Entries in violence against women (25)

Wednesday
Dec012021

Anti-Trans Rhetoric is Fueling a Pandemic of Violence

(Published on Globalhumanrights.org

Over the past months, prominent media outlets—including the Guardian and the BBC—have repeatedly published hateful expressions of transphobia. Articles cite high-profile anti-trans figures like JK Rowling and obscure transphobic talking points as open-ended questions—a way of “problematizing” the matter, as if the implication of inquiry creates some distance from the intentional hostility.
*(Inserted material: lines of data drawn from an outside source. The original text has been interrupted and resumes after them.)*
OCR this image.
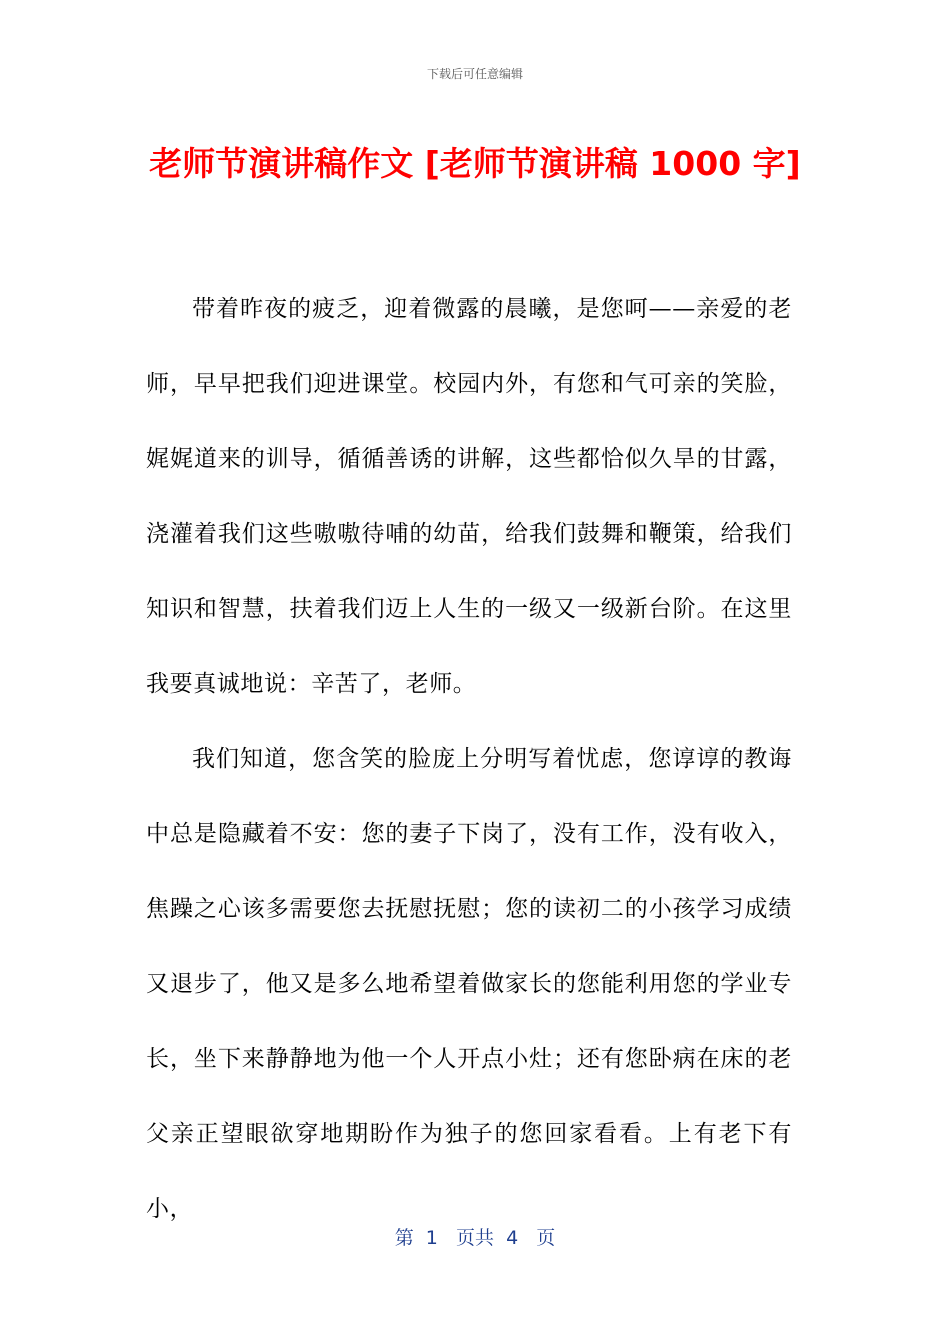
下载后可任意编辑
老师节演讲稿作文 [老师节演讲稿 1000 字]

带着昨夜的疲乏，迎着微露的晨曦，是您呵——亲爱的老师，早早把我们迎进课堂。校园内外，有您和气可亲的笑脸，娓娓道来的训导，循循善诱的讲解，这些都恰似久旱的甘露，浇灌着我们这些嗷嗷待哺的幼苗，给我们鼓舞和鞭策，给我们知识和智慧，扶着我们迈上人生的一级又一级新台阶。在这里我要真诚地说：辛苦了，老师。

我们知道，您含笑的脸庞上分明写着忧虑，您谆谆的教诲中总是隐藏着不安：您的妻子下岗了，没有工作，没有收入，焦躁之心该多需要您去抚慰抚慰；您的读初二的小孩学习成绩又退步了，他又是多么地希望着做家长的您能利用您的学业专长，坐下来静静地为他一个人开点小灶；还有您卧病在床的老父亲正望眼欲穿地期盼作为独子的您回家看看。上有老下有小，

第  1   页共  4   页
Much of this rhetoric is pushed by self-professed feminists. But evidence shows that their exclusionary arguments are harmful to all women, including those who are trans or intersex. Cattrachas, a feminist collective in Honduras supported by the Fund for Global Human Rights, has for the past two decades been documenting details of violence against LGBTQ persons and women in that country. What they’ve found has been clear: when one goes up, so does the other.

Don’t see the connection? Hear me out.

Conservative movements have long sought to define what a “real” woman is and to shame—implicitly or explicitly—anyone who doesn’t meet their standards. This has taken many different forms. For example, some seek to regulate women’s clothing, whether they are pushing for laws that forbid women from wearing headscarves or force them to. Others want to police the testosterone levels of athletes. Even mainstream women’s groups have contributed to policies that harm women, such as Equality Now and the Fawcett Society’s past support for the punitive Swedish model of sex work criminalization.

Anti-trans rhetoric comes from the same anti-feminist well. The move to exclude trans women from all-women spaces, such as bathrooms, is another way to define, restrict, and control the gendered expression of all women. In doing so, it directly affects any woman who doesn’t gender conform—in other words, any woman who doesn’t meet a narrow definition pushed by conservative groups.

I know I am a woman—and that identity is important to me. But it’s not because I have a vagina and like to wear dresses (though I do). It’s not because being a mother has been one of my greatest joys (though it has). It’s certainly not because I meet some stereotypically feminine standard. (In fact, the things people say define me are anything but: I am loud and opinionated. I own a full set of power tools that I use often and well. I am notoriously independent, physically strong, and I work hard to keep it that way.) And nothing about my identity is challenged, threatened, or otherwise nullified by someone else knowing they are a woman too.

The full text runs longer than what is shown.